Nach einem langen und anstrengenden Tag in Arnfels besuche ich meine Freundin. Auf ihrem Tisch im kühlen Atrium steht eine Blumenvase mit blassrosa Tulpen, eingefasst von ein paar unfrisierten Büscheln Hamamelis. Ich betrachte das Arrangement und sehe die Frauen wieder vor mir, die mich heute in meinem Beratungsraum in der Leutschacherstraße aufgesucht haben. Wie fragile Frühlingsboten einer herannahenden Vertrautheit sind sie zu mir herauf, in den zweiten Stock, gekommen. Ein unverhofftes Geschenk in einem kühlen und verschlossenen, mir noch sehr fremden Biotop.
Was Frauen am Land leben und leisten, ist ihnen selbst nicht bewusst, und doch verzaubern sie mit ihren Blüten unwirtliche Gegenden, wo Vergangenheit, Gegenwart und Zukunft zusammenfließen.

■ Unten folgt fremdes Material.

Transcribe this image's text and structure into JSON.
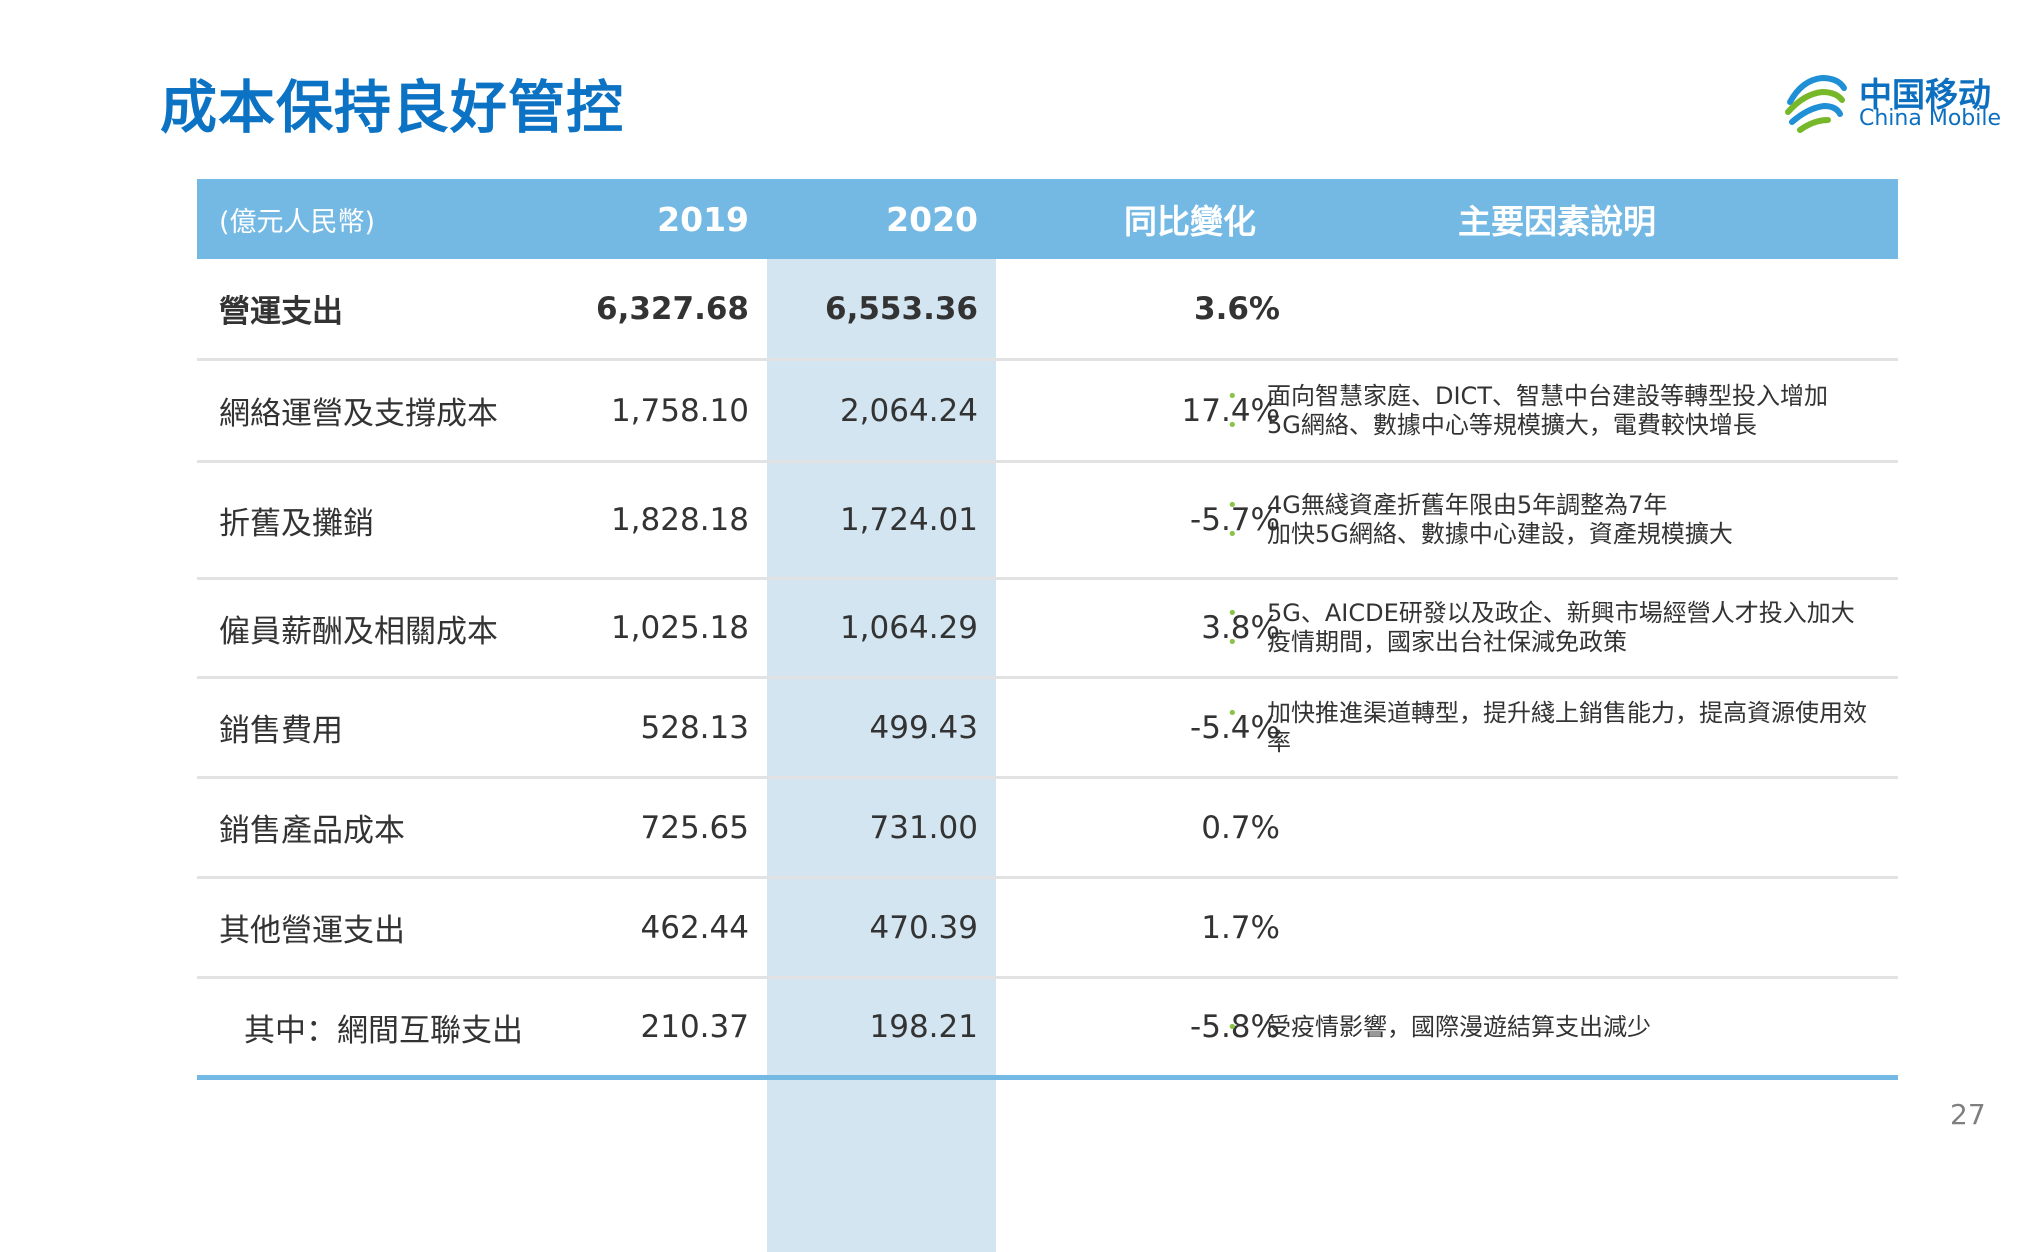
{
  "title": "成本保持良好管控",
  "logo": {
    "cn": "中国移动",
    "en": "China Mobile",
    "icon": "china-mobile-logo"
  },
  "page_number": "27",
  "header": {
    "unit": "(億元人民幣)",
    "y2019": "2019",
    "y2020": "2020",
    "yoy": "同比變化",
    "notes": "主要因素說明"
  },
  "rows": [
    {
      "label": "營運支出",
      "v2019": "6,327.68",
      "v2020": "6,553.36",
      "yoy": "3.6%",
      "notes": []
    },
    {
      "label": "網絡運營及支撐成本",
      "v2019": "1,758.10",
      "v2020": "2,064.24",
      "yoy": "17.4%",
      "notes": [
        "面向智慧家庭、DICT、智慧中台建設等轉型投入增加",
        "5G網絡、數據中心等規模擴大，電費較快增長"
      ]
    },
    {
      "label": "折舊及攤銷",
      "v2019": "1,828.18",
      "v2020": "1,724.01",
      "yoy": "-5.7%",
      "notes": [
        "4G無綫資產折舊年限由5年調整為7年",
        "加快5G網絡、數據中心建設，資產規模擴大"
      ]
    },
    {
      "label": "僱員薪酬及相關成本",
      "v2019": "1,025.18",
      "v2020": "1,064.29",
      "yoy": "3.8%",
      "notes": [
        "5G、AICDE研發以及政企、新興市場經營人才投入加大",
        "疫情期間，國家出台社保減免政策"
      ]
    },
    {
      "label": "銷售費用",
      "v2019": "528.13",
      "v2020": "499.43",
      "yoy": "-5.4%",
      "notes": [
        "加快推進渠道轉型，提升綫上銷售能力，提高資源使用效率"
      ]
    },
    {
      "label": "銷售產品成本",
      "v2019": "725.65",
      "v2020": "731.00",
      "yoy": "0.7%",
      "notes": []
    },
    {
      "label": "其他營運支出",
      "v2019": "462.44",
      "v2020": "470.39",
      "yoy": "1.7%",
      "notes": []
    },
    {
      "label": "其中：網間互聯支出",
      "v2019": "210.37",
      "v2020": "198.21",
      "yoy": "-5.8%",
      "notes": [
        "受疫情影響，國際漫遊結算支出減少"
      ]
    }
  ],
  "colors": {
    "title": "#0b72c4",
    "header_bg": "#74b9e4",
    "highlight_col": "#d2e5f1",
    "bullet": "#8bc34a"
  }
}
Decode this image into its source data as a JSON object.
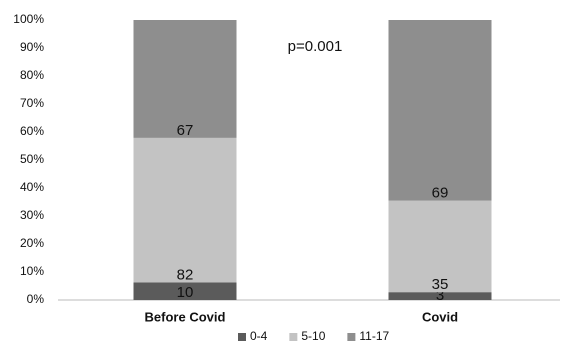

Meine Freundin tritt mir entgegen. „Da bist du ja!“ Sie umarmt mich und bittet mich herein. Mit einem Blick auf die Blumenvase sagt sie: „Die biegsamen Tulpen verlieren so leicht den Halt. Mit der Zaubernuss aus meinem Garten konnte ich sie wieder aufrichten.“
Zierliche Pflänzchen und archaische Gewächse. Der Frühling lässt sich nicht mehr aufhalten. Wie ein lang erwarteter Brief findet er seinen Weg zu uns. Er hat keine Eile. Feminismus ist für alle da!